UK Researchers Highlight Issues with Buprenorphine Dispensing in New England Journal of Medicine

Trish Freeman
April Young

LEXINGTON, Ky. (Aug. 20, 2020) – In a commentary in the new issue of the New England Journal of Medicine, researchers from the University of Kentucky and Emory University highlight pharmacy-level barriers to buprenorphine access in rural Appalachia.

In the article, UK College of Public Health Associate Professor April Young, UK Center for the Advancement of Pharmacy Practice Director Trish Freeman and Emory University researchers Hannah Cooper and David Cloud focus on a number of issues that have led many rural pharmacies to limit the dispensing of buprenorphine, a partial opioid agonist that is an effective treatment for people with opioid use disorder.

The group highlights three main barriers, discovered from their own study published earlier this year as well as other peer-reviewed research, that undermine the prescription of this life-saving drug in Appalachia: concerns about exceeding a cap on opioid dispensing set by pharmaceutical wholesalers as a result of Drug Enforcement Administration (DEA) rules, distrust of pharmaceutical companies and prescribers of opioid analgesics, and a general stigma against people who use drugs and/or against the medications to treat opioid use disorder.

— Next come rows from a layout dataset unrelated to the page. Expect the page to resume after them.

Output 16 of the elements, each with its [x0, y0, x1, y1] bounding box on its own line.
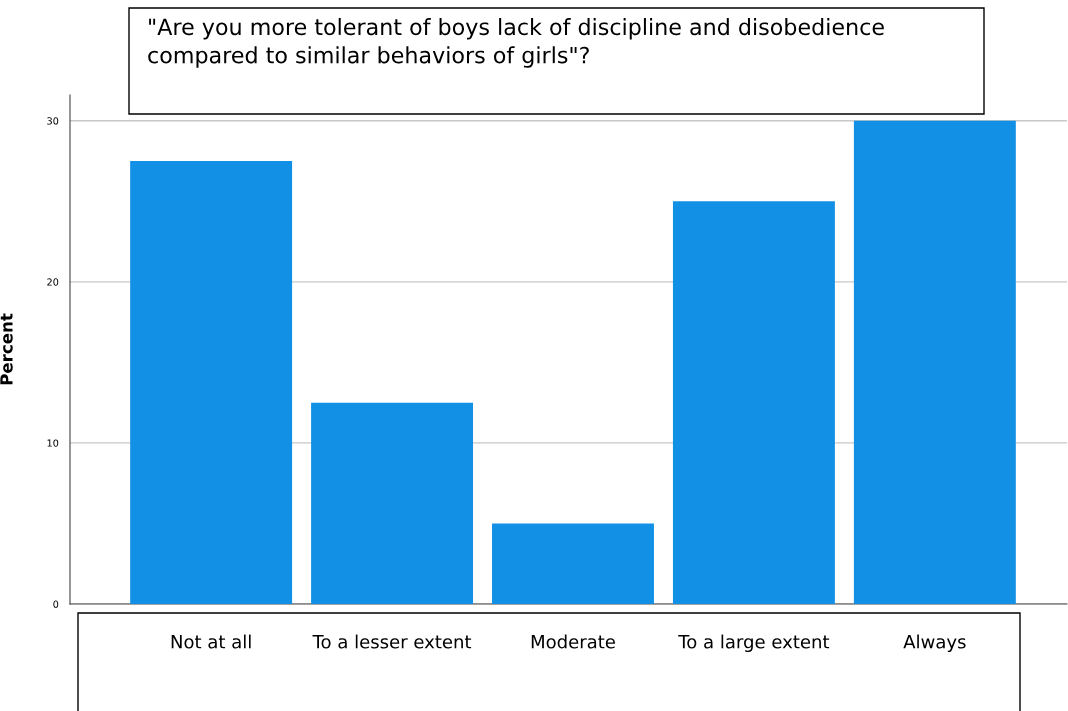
x-tick-label: Not at all	[171, 634, 251, 649]
y-tick-label: 30	[47, 117, 59, 125]
bar	[130, 161, 293, 604]
y-tick-label: 10	[47, 439, 59, 447]
bar	[311, 402, 474, 604]
chart-title: "Are you more tolerant of boys lack of discipline and disobedience compared to similar behaviors of girls"?	[148, 18, 884, 68]
bar	[492, 523, 654, 604]
x-tick-label: To a large extent	[678, 634, 830, 653]
x-tick-label: Always	[903, 634, 966, 653]
x-tick-label: Moderate	[531, 634, 615, 649]
x-tick-label: To a lesser extent	[312, 634, 472, 649]
bar	[672, 201, 835, 604]
y-axis-title: Percent	[0, 313, 13, 385]
y-tick-label: 20	[47, 278, 59, 286]
bar	[853, 120, 1016, 604]
y-tick-label: 0	[53, 600, 59, 608]
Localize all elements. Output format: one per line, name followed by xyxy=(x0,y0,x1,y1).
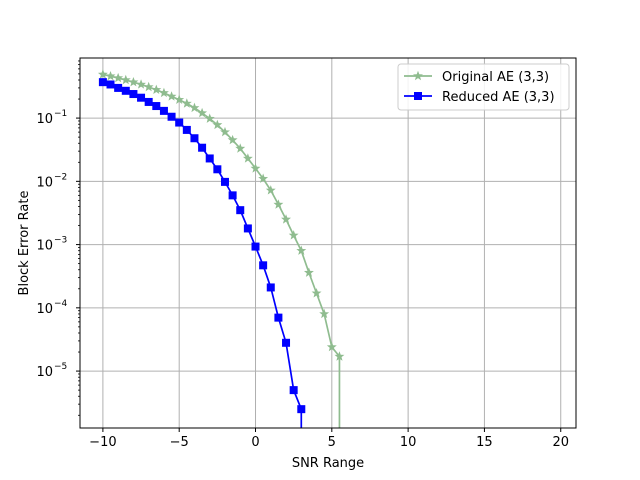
y-tick-base: 10 xyxy=(36,112,53,127)
data-point xyxy=(274,313,283,322)
data-point xyxy=(136,79,146,89)
data-point xyxy=(144,97,153,106)
data-point xyxy=(121,86,130,95)
data-point xyxy=(259,261,268,270)
legend-entry: Reduced AE (3,3) xyxy=(404,90,555,105)
y-tick-exponent: −1 xyxy=(54,109,67,119)
y-tick-label: 10 xyxy=(36,239,53,254)
y-tick-base: 10 xyxy=(36,302,53,317)
x-tick-label: 20 xyxy=(552,435,569,450)
x-tick-label: −10 xyxy=(89,435,116,450)
data-point xyxy=(137,93,146,102)
data-point xyxy=(303,267,314,277)
data-point xyxy=(128,76,139,87)
data-point xyxy=(213,165,222,174)
data-point xyxy=(181,98,192,108)
data-point xyxy=(258,173,269,183)
data-point xyxy=(182,125,191,134)
data-point xyxy=(152,102,161,111)
data-point xyxy=(197,107,208,118)
data-point xyxy=(326,341,337,352)
data-point xyxy=(198,143,207,152)
legend-entry: Original AE (3,3) xyxy=(404,70,549,85)
data-point xyxy=(158,87,169,98)
y-tick-label: 10 xyxy=(36,175,53,190)
y-tick-base: 10 xyxy=(36,365,53,380)
data-point xyxy=(296,245,307,255)
legend: Original AE (3,3) Reduced AE (3,3) xyxy=(397,63,570,111)
data-point xyxy=(204,113,215,123)
y-tick-label: 10 xyxy=(36,365,53,380)
data-point xyxy=(297,405,306,414)
data-point xyxy=(97,69,108,79)
data-point xyxy=(227,134,238,145)
x-axis-label: SNR Range xyxy=(292,456,364,471)
data-point xyxy=(288,230,299,240)
series-1 xyxy=(97,69,345,428)
data-point xyxy=(114,83,123,92)
y-tick-exponent: −3 xyxy=(54,236,67,246)
data-point xyxy=(143,81,154,92)
data-point xyxy=(250,163,261,173)
data-point xyxy=(105,70,116,81)
data-point xyxy=(319,308,330,319)
legend-box xyxy=(397,63,570,111)
y-tick-label: 10 xyxy=(36,112,53,127)
data-point xyxy=(113,72,124,83)
x-tick-label: −5 xyxy=(170,435,189,450)
data-point xyxy=(266,283,275,292)
data-point xyxy=(228,191,237,200)
data-point xyxy=(282,338,291,347)
y-tick-base: 10 xyxy=(36,239,53,254)
data-point xyxy=(334,351,345,361)
data-point xyxy=(251,242,260,251)
y-tick-exponent: −4 xyxy=(54,299,68,309)
data-point xyxy=(212,119,223,130)
data-point xyxy=(281,214,291,224)
data-point xyxy=(205,154,214,163)
data-point xyxy=(235,143,246,153)
x-tick-label: 5 xyxy=(328,435,336,450)
data-point xyxy=(129,90,138,99)
data-point xyxy=(166,91,177,101)
y-tick-label: 10 xyxy=(36,302,53,317)
data-point xyxy=(243,224,252,233)
series-layer xyxy=(97,69,345,428)
data-point xyxy=(98,78,107,87)
data-point xyxy=(120,74,131,85)
data-point xyxy=(106,80,115,89)
data-point xyxy=(174,94,185,104)
legend-marker xyxy=(413,70,423,81)
x-tick-label: 15 xyxy=(476,435,493,450)
data-point xyxy=(236,206,245,215)
data-point xyxy=(190,134,199,143)
data-point xyxy=(220,126,230,137)
y-axis-label: Block Error Rate xyxy=(17,191,32,296)
x-tick-label: 0 xyxy=(251,435,259,450)
data-point xyxy=(167,112,176,121)
y-tick-exponent: −5 xyxy=(54,362,67,372)
data-point xyxy=(242,153,253,163)
data-point xyxy=(265,185,276,195)
data-point xyxy=(189,102,200,113)
y-tick-base: 10 xyxy=(36,175,53,190)
data-point xyxy=(151,84,162,95)
data-point xyxy=(311,288,322,298)
data-point xyxy=(175,118,184,127)
series-2 xyxy=(98,78,306,428)
legend-label: Original AE (3,3) xyxy=(442,70,549,85)
data-point xyxy=(159,106,168,115)
legend-label: Reduced AE (3,3) xyxy=(442,90,555,105)
legend-marker xyxy=(414,92,422,100)
data-point xyxy=(289,386,298,395)
x-tick-label: 10 xyxy=(400,435,417,450)
data-point xyxy=(220,177,229,186)
y-tick-exponent: −2 xyxy=(54,172,67,182)
axes-frame xyxy=(79,57,577,429)
data-point xyxy=(273,199,284,209)
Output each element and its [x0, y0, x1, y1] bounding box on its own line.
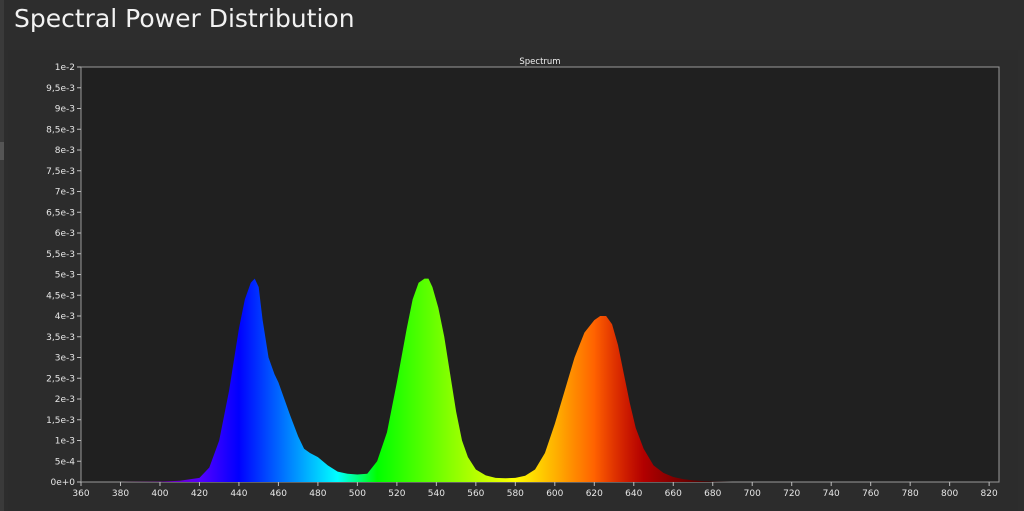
x-tick-label: 500 — [349, 489, 366, 499]
y-tick-label: 1,5e-3 — [46, 416, 75, 426]
page-title: Spectral Power Distribution — [14, 4, 355, 33]
y-tick-label: 5e-3 — [55, 271, 75, 281]
x-tick-label: 400 — [151, 489, 168, 499]
y-tick-label: 1e-2 — [55, 63, 75, 73]
x-tick-label: 520 — [388, 489, 405, 499]
x-tick-label: 440 — [230, 489, 247, 499]
y-tick-label: 2,5e-3 — [46, 374, 75, 384]
y-tick-label: 7,5e-3 — [46, 167, 75, 177]
window-left-edge — [0, 0, 4, 511]
y-tick-label: 3e-3 — [55, 354, 75, 364]
y-tick-label: 5e-4 — [55, 457, 76, 467]
x-tick-label: 560 — [467, 489, 484, 499]
spectrum-area-0 — [120, 278, 990, 482]
y-tick-label: 1e-3 — [55, 437, 75, 447]
x-tick-label: 380 — [112, 489, 129, 499]
y-tick-label: 5,5e-3 — [46, 250, 75, 260]
y-tick-label: 4,5e-3 — [46, 291, 75, 301]
y-tick-label: 6,5e-3 — [46, 208, 75, 218]
y-tick-label: 3,5e-3 — [46, 333, 75, 343]
plot-area — [80, 66, 1000, 483]
x-tick-label: 820 — [981, 489, 998, 499]
x-tick-label: 420 — [191, 489, 208, 499]
y-tick-label: 8e-3 — [55, 146, 75, 156]
x-tick-label: 700 — [744, 489, 761, 499]
y-tick-label: 6e-3 — [55, 229, 75, 239]
chart-title: Spectrum — [519, 57, 560, 67]
x-tick-label: 780 — [902, 489, 919, 499]
y-tick-label: 8,5e-3 — [46, 125, 75, 135]
x-tick-label: 740 — [823, 489, 840, 499]
x-tick-label: 680 — [704, 489, 721, 499]
x-tick-label: 640 — [625, 489, 642, 499]
x-tick-label: 720 — [783, 489, 800, 499]
y-tick-label: 4e-3 — [55, 312, 75, 322]
x-tick-label: 360 — [72, 489, 89, 499]
x-tick-label: 480 — [309, 489, 326, 499]
y-tick-label: 0e+0 — [50, 478, 75, 488]
x-tick-label: 580 — [507, 489, 524, 499]
y-tick-label: 9e-3 — [55, 105, 75, 115]
x-tick-label: 540 — [428, 489, 445, 499]
x-tick-label: 660 — [665, 489, 682, 499]
window-resize-handle[interactable] — [0, 142, 4, 160]
x-tick-label: 760 — [862, 489, 879, 499]
y-tick-label: 2e-3 — [55, 395, 75, 405]
y-tick-label: 9,5e-3 — [46, 84, 75, 94]
y-tick-label: 7e-3 — [55, 188, 75, 198]
x-tick-label: 600 — [546, 489, 563, 499]
x-tick-label: 460 — [270, 489, 287, 499]
x-tick-label: 800 — [941, 489, 958, 499]
x-tick-label: 620 — [586, 489, 603, 499]
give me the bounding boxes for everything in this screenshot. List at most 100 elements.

To help overcome these barriers, the team suggests a number of changes to help rebuild trust and reduce stigma for opioid use disorder in rural communities; they also suggest that wholesalers change algorithms to track buprenorphine separately from other opioids and pharmacists band together to submit requests to wholesalers to raise their caps on controlled substance dispensing when needed – for example, when new providers start prescribing buprenorphine in their communities.